Reaching out. If you needed any more evidence that this world is not geared towards introverts, look no further than the hyper-reliance on networking for pretty much everything. Tough job market? Go to some networking events and booze and schmooze. Dating is no different now that you can find singles through sites like Meetup. In fact, the other alarming similarity here is the preponderance of people around you in both cases who’ll suggest the most well-intentioned and disappointingly tangential connections for you to pursue: you know, the “You want to teach? My old friend I haven't spoken to lately is a lawyer, he should know a few people,” or “Hey, I think someone in my building is a lesbian, why don't I invite her over some time?”
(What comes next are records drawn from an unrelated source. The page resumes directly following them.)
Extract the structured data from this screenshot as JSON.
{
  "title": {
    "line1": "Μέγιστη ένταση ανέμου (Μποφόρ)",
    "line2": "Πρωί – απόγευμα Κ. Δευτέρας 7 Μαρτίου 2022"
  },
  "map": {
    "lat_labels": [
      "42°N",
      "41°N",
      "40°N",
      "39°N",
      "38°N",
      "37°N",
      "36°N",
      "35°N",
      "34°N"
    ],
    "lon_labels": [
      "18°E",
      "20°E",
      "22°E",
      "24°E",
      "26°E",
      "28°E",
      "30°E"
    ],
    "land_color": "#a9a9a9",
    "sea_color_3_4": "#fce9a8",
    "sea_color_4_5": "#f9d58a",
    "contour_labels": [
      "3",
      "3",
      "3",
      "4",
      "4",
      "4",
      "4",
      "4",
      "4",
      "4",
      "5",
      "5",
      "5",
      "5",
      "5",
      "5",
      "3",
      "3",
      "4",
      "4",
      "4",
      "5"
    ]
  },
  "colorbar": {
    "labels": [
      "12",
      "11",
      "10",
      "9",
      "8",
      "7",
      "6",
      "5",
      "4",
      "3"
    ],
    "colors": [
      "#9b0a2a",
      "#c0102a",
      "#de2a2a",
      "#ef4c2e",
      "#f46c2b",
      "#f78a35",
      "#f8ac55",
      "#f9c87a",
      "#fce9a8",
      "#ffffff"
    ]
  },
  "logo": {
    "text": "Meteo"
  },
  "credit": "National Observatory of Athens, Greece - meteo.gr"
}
Closed auditions. The only difference between a job interview and a date is the setting and how pointed the questions are, depending on the date, of course. Otherwise, in both cases each party is auditioning the other for a specific role they have in mind, for which some criteria have been stated and others are completely hidden. Thankfully with a date you usually don't have to wait two weeks to find out if you got the part.

The power of no. Unfortunately for us sensitive souls, there's no escaping rejection in either of these realms. Ninety percent of the time you're either getting the cold shoulder from the HR department or trying to let someone down gently. Likewise, this rejection has varying degrees of success: from those people who flood an inbox with resumes in a flurry of frustrated ambition to the semi-stalkers who can't stop sending you passive aggressive text messages, there's no getting around hurt feelings.

Terms of endearment. When you finally do land that long fought-after job offer or really attractive repeat date, it's all about negotiations. The art of giving yourself the perfect price tag and job description, or making sure you're on the same page about exclusivity or what constitutes cheating is defined by equal amounts of boldness and circumspection. Either way, you'll be doing a lot of fancy footwork.

The final, and most essential, similarity here is the endless wellspring of hope that whatever you're doing is the right way to get that dream job or perfect mate, that they're just around the corner, that you can make it work when you do find them. Because after all, that's what our whole lives and frighteningly large parts of the economy are built on.